Wenn wir alte Landkarten verlassen wollen, müssen wir die alten Wege verlassen und uns auf die Suche nach neuen machen. Denn die alten Wege könne uns immer nur zu den alten Umständen führen. Ich glaube, da sind wir alle konform, oder? Die neuen Wege können zunächst an mal ungewohnt und vielleicht sogar etwas unangenehm erscheinen. Unser Verstand möchte uns eine Hintertüre geben ,,Ach, da habe ich keine Zeit dafür''. Hintertüren sind immer Ausreden unserer alten Ego Strukturen, die uns auf der alten Landkarte halten wollen, denn an dieser alten Landkarte hängt nicht nur das Ego, sondern auch unser Nervensystem. Dein Nervensystem hat vielleicht gelernt in dem Sicher zu sein, was du eigentlich nicht möchtest: Mangel, Angst, Sorge. Das klingt erst einmal kontrovers, oder? Denn dein bewusster Verstand würde einwenden: ,,Aber ich bin doch im Mangel niemals sicher''. Was wir dabei vergessen ist aber, das unsere alten Landkarten uns auch immer auf eine Art und Weise gedient haben. Zum Beispiel dabei uns im Opfermodus zu halten, der uns die Aufmerksamkeit und die Zuwendung von anderen Menschen gesichert hat. Die Strukturen des Egos sind verstrickt und wir erkennen sie nur schwer.
Um neue Wege zu erforschen, dürfen wir also mutig sein und lernen unser Nervensystem in das hinein zu entspannen, was neu und vielleicht zunächst einmal unangenehm ist. Tief verbunden mit deiner Intuition natürlich. Denn es gibt einen Unterschied zwischen dem was dir dient aber einfach ein bisschen Liebe braucht bis es sich sicher anfühlt und dem was nicht für dich ist. Du wirst den Unterschied zwischen dem einen und dem anderen lernen. Das ist wie mit dem Sport. Du willst nicht hin aber wenn du es dann gemacht hast, geht es dir sehr gut damit.
Meine Morgenroutine:
Meine Morgenroutine ist immer ganzheitlich. Bewegung und Nahrung für Körper, Geist und Seele. Für mich beinhaltet die Morgenroutine somit auch immer eine aktive Kommunikation mit Gott. Denn diese Rückverbindung ist das wonach siech unsere Seele sehnt. Vor allem aber habe ich festgestellt, das mein Nervensystem erst dann wirklich im Stande war sich zu entspannen, als ich verstanden habe, das Gott von dem wir alle Teil sind und nach dessen Ebenbild wir erschaffen wurde eine Form von Sicherheit zu bieten hat, die man weder mit Entspannungsübungen noch mit Ätherischen Ölen erlangen kann.

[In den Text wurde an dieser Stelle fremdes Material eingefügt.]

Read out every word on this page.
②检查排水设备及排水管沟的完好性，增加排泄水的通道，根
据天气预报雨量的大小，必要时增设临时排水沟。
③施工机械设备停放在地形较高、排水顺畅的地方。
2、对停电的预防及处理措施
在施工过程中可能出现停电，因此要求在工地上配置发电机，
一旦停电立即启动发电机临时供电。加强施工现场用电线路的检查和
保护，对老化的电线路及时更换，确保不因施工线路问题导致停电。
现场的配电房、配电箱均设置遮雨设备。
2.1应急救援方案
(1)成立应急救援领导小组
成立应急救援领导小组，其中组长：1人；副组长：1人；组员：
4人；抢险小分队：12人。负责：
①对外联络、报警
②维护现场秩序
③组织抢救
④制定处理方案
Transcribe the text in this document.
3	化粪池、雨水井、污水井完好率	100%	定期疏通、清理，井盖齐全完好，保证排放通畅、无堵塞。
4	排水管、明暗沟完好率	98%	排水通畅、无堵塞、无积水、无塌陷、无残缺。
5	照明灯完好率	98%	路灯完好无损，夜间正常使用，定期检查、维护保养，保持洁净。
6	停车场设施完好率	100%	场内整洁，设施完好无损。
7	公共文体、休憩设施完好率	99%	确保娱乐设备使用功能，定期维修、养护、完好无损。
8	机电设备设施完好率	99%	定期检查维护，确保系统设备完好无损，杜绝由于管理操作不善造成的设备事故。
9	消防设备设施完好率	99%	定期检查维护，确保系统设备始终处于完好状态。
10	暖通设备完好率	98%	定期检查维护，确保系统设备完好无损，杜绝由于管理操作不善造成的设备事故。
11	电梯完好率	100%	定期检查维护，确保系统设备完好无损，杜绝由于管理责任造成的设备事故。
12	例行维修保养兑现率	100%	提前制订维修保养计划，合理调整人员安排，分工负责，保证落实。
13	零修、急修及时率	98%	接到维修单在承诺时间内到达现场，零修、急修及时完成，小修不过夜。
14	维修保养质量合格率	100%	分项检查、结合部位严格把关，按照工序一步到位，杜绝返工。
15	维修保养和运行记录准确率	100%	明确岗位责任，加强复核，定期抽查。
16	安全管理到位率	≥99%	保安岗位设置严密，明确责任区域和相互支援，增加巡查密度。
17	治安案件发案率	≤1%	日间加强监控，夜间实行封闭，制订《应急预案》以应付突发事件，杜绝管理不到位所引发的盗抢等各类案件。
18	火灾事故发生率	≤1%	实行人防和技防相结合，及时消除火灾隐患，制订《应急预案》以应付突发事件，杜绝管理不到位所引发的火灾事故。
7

Wenn ich kann, dann laufe ich in der Natur eine runde Spazieren, währenddessen nehme ich ganz aktiv wahr. Was in mir ist, was um mich herum ist und was ich vielleicht sogar die letzten Stunden weg gedrückt habe.

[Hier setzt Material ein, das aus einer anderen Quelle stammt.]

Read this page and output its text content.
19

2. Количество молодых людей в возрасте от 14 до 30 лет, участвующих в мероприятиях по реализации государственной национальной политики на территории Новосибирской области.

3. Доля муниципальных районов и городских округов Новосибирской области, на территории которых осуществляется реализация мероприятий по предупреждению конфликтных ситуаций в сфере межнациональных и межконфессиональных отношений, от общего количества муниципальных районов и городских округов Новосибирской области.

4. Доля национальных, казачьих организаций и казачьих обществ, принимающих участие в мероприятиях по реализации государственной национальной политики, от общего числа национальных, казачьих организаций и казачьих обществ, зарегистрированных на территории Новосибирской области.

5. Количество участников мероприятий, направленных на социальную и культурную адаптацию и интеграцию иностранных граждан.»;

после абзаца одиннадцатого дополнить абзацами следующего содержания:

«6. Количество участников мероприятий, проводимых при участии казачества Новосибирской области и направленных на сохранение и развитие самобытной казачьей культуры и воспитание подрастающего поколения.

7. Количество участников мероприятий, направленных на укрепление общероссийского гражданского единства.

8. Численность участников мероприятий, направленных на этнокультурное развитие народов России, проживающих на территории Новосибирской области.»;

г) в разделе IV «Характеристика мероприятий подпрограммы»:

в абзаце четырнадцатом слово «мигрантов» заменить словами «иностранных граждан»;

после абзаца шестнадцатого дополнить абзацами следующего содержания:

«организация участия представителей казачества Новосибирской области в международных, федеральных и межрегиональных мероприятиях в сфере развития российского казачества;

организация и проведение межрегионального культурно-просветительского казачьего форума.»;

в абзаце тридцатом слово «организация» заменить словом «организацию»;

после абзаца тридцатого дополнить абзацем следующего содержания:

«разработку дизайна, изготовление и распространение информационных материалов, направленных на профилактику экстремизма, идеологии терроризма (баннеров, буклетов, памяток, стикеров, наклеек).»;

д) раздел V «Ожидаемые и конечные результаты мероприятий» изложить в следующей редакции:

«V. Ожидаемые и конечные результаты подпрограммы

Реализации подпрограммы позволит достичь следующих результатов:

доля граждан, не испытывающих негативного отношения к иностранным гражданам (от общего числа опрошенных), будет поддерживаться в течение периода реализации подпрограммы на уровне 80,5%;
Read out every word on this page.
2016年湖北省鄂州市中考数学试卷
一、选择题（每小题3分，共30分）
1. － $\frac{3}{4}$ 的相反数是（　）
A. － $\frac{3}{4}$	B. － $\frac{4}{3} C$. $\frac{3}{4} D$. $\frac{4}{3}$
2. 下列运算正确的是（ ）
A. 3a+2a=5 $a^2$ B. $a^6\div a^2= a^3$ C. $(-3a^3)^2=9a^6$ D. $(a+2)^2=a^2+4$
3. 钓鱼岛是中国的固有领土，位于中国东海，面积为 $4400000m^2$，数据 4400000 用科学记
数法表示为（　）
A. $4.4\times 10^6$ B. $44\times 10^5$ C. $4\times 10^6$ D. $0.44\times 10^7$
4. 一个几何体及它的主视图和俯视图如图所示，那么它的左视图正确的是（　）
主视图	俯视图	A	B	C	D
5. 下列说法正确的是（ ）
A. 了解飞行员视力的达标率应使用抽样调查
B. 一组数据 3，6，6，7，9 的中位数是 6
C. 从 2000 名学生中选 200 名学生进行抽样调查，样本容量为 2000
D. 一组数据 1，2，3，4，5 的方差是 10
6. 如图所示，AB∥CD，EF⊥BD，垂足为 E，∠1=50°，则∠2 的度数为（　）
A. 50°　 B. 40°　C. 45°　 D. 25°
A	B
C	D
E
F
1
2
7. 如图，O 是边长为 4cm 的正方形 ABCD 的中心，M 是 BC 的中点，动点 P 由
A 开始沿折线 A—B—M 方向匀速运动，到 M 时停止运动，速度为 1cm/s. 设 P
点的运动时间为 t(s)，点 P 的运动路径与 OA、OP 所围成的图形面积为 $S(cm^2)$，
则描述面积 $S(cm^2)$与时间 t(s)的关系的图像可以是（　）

Ich gehe in Kommunikation mit Gott und nähre somit meine Seele aber auch meinen Geist. Ich danke für die Dinge die ich sehe, die ich erlebt habe. Dankbarkeit ist die süßeste Nahrung für die Seele. Ich stelle meine kritischen Fragen, setze mich mit Gott mit meinen Ängsten, Zweifeln, Sorgen auseinander, wenn davon gerade etwas präsent war. So komme ich teilweise zu unglaublich großen Erkenntnissen, die in direkter Weise auf meinen Geist wirken. Aber egal wie, Sorgen und Ängste verpuffen in dieser Form der Kommunikation. Gott ist ganz klar, er hat uns keinen Geist der Angst gegeben, sondern der Kraft und wir dürfen uns einfach immer wieder daran erinnern. Aber manchmal vergessen wir es und dieser morgendliche Check-in ist wichtig um langfristig den Geist umzuprogrammieren. Denn wir alle wissen, dass wir uns auf unseren Verstand nicht immer verlassen können. Allerdings ist diese Erkenntnis irrelevant, wenn wir nicht wissen, wie wir es schaffen etwas wirklich zu verändern und unseren Geist auf höhere Sphären zu programmieren. Denn dann bleibt alles immer nur technischen Verständnis. Das hilft uns aber gar nicht weiter.
Davon leben die Menschen, die reden und vielleicht gar viele Menschen inspirieren aber niemals selbst umsetzen. Die Kirche ist dafür oft ein gutes Beispiel. Die Dinge werden gelesen und gepredigt aber die Menschen leben diese Weisheit nicht.